6. Think about yourself
Erroneous attitude: “You are not loved because you do not love yourself”
Correct attitude: “It’s time to take care of yourself.”
In the wording that self-love is a prerequisite for a calm and confident relationship with the world, there is nothing dangerous if it does not impose on the person the burden of responsibility for the fact that he has not yet managed to love himself. The process of reconciling with your shortcomings can take a lifetime, and the worst thing that can be done is to blame yourself for the fact that you yourself provoke the negative attitude of others.
Many people find it difficult to love and support themselves, but this does not excuse other people’s dishonest behavior, abuse of weakness, violence or neglect. It is worth changing the wording “You yourself are to blame for your dislike” to “Time to take care of yourself,” and the inner message will completely change the meaning. Thinking about yourself and not pleasing others, choosing your own convenience and favorite work, organizing a safe space are important steps on the path to peace that have little to do with the actions of others towards us. Taking care of yourself includes many aspects, from physical condition and mood to self-fulfillment and financial stability. Building a fortress around you is necessary, first of all, in order to more confidently and happily interact with the world around you, and not in order to beg for love from him.
7. Don’t compare yourself to others.
Erroneous attitude: “You are worse than others”
Correct attitude: “It cannot be worse and better, everyone is different”
Upbringing and social standards lead people to an inevitable ranking of each other: by origin, income, appearance, social capital, achievements – and all this is important for self-esteem. Another thing is that it creates the feeling of a ceaseless race with others for imaginary prizes.
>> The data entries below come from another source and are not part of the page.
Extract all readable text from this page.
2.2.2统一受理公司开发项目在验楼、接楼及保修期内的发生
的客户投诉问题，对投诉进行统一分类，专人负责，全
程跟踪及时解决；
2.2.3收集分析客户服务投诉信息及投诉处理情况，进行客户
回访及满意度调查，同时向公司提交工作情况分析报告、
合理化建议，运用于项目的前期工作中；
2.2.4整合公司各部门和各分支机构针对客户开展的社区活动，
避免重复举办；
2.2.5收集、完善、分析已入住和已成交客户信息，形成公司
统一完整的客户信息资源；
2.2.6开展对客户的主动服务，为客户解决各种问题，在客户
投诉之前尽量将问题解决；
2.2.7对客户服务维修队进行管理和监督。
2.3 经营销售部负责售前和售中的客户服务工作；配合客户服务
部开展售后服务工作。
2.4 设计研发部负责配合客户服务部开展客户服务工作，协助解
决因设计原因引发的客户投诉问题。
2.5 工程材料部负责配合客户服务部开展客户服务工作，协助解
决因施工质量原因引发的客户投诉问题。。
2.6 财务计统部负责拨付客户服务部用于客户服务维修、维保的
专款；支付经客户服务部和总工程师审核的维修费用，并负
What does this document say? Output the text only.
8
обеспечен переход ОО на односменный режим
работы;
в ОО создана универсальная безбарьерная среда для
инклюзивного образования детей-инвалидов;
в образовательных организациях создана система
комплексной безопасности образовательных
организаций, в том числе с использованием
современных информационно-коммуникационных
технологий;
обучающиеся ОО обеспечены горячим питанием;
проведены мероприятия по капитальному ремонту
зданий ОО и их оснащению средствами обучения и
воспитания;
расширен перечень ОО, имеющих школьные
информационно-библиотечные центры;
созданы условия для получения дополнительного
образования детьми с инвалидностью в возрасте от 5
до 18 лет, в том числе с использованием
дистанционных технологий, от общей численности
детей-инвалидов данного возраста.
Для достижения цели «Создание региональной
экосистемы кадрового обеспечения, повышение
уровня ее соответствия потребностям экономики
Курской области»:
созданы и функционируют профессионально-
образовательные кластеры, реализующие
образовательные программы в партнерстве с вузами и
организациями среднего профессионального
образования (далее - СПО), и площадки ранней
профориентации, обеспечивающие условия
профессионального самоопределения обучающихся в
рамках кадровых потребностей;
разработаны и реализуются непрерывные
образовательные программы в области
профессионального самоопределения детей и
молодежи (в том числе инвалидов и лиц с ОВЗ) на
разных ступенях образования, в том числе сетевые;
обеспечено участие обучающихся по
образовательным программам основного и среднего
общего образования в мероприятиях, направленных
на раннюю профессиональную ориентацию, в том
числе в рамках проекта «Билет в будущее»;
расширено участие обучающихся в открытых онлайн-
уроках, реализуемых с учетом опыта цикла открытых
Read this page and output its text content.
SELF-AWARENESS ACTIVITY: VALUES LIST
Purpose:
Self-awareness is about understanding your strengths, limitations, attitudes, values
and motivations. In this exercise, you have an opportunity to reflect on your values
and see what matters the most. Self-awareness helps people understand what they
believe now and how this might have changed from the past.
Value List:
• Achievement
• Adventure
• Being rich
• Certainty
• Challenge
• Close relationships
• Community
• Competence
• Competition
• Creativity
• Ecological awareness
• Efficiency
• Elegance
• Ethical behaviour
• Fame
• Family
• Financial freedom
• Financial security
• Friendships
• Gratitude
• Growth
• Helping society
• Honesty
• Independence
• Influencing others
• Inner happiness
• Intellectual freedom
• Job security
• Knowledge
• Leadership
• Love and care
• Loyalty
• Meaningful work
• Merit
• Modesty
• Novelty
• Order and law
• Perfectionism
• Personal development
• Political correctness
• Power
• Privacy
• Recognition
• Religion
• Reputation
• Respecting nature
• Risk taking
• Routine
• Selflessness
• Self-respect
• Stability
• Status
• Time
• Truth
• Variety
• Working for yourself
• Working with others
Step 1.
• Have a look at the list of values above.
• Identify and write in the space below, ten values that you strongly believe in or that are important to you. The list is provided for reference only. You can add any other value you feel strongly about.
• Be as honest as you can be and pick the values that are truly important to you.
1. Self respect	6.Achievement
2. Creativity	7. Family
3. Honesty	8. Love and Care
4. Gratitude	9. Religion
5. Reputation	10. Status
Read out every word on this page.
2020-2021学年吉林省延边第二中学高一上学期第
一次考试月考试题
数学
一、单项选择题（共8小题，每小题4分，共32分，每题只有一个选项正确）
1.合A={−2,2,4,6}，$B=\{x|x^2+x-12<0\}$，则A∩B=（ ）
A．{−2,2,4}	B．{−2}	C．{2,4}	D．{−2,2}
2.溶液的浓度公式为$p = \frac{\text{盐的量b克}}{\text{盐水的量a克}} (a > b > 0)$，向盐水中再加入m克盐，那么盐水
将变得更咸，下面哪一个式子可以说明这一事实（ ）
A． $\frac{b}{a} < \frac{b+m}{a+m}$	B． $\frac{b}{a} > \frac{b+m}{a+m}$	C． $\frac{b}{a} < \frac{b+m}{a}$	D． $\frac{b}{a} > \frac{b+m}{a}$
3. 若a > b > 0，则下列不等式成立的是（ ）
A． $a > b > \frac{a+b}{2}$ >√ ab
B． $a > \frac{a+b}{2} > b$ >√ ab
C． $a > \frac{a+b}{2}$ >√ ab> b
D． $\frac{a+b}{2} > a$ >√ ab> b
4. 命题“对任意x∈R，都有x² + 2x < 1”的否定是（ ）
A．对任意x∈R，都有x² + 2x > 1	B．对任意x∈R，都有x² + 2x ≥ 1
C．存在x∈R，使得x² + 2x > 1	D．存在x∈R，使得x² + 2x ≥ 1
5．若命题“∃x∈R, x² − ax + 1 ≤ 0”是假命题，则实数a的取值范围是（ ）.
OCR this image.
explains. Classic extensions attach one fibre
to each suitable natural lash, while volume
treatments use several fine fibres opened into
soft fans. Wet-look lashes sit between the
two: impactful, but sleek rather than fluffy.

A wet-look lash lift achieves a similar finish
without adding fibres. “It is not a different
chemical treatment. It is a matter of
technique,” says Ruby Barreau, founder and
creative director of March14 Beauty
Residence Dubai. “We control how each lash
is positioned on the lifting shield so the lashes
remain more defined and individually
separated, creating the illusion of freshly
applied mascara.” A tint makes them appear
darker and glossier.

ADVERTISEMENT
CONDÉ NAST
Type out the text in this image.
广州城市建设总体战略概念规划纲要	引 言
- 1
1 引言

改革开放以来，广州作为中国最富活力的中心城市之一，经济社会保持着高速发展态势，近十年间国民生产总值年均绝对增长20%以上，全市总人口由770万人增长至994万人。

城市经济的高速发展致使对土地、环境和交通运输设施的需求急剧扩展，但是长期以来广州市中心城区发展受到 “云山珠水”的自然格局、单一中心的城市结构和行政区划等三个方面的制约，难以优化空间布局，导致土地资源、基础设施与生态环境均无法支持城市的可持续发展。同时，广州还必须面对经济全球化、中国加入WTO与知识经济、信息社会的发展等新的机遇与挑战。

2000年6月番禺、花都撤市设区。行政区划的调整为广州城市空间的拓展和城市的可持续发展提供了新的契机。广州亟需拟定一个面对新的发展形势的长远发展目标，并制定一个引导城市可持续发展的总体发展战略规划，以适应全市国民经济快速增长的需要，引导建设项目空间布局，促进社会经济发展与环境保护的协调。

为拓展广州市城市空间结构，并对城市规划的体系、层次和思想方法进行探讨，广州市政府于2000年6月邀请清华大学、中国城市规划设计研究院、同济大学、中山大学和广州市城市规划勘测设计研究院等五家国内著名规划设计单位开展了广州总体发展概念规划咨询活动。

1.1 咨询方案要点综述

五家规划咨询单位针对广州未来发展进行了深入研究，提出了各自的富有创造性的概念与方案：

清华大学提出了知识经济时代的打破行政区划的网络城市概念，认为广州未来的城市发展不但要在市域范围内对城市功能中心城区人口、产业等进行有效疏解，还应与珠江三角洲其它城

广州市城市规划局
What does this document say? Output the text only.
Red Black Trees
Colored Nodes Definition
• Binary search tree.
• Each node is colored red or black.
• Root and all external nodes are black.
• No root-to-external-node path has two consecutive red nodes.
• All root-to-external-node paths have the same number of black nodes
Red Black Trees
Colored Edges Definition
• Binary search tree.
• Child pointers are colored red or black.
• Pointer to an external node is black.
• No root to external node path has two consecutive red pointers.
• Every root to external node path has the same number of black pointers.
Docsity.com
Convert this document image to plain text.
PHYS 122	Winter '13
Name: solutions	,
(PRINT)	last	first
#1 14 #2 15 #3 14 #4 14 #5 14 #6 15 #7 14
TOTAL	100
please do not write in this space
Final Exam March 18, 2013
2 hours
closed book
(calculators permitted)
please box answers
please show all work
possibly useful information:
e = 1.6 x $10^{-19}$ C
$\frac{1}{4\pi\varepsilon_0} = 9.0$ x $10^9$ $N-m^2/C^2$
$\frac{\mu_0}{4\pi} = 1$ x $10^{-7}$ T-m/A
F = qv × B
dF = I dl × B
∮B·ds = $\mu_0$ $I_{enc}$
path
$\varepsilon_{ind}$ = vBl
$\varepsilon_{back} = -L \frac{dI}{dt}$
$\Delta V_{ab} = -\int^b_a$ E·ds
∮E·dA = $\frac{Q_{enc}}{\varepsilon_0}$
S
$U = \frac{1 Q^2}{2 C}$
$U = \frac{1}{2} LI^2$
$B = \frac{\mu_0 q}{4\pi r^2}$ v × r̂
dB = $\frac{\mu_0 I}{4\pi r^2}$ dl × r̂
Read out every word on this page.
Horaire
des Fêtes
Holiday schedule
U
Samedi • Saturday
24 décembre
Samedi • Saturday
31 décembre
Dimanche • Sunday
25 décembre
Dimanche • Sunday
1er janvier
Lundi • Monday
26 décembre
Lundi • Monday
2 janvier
Negative self-esteem and self-contempt for many is an effective whip and negative motivation, pushing for new victories, but then this incentive stops working: comparing oneself with others leads to the fact that everything around is better and more talented.
An inner friend will choose a different formulation instead of an inner critic: there really is no “worse” or “better”, but we can really be inferior to others in some properties of cognitive abilities and the number of privileges, and we can overtake someone. You may not have had a chance to use your perfect pitch, but you do. Or you are healthy, and other people suffer from chronic diseases since childhood. You are not given long-term planning, but you are not afraid of spontaneous decisions. Learn languages easily, but poorly perceive numbers. You get tired quickly, but also quickly recover. Not the soul of the company, but you have a rare perseverance.
No random set of traits makes us good and bad, but in order to enjoy the fruits of our labor and human communication, it is better to do what our soul lies in and surround ourselves with those with whom you feel good.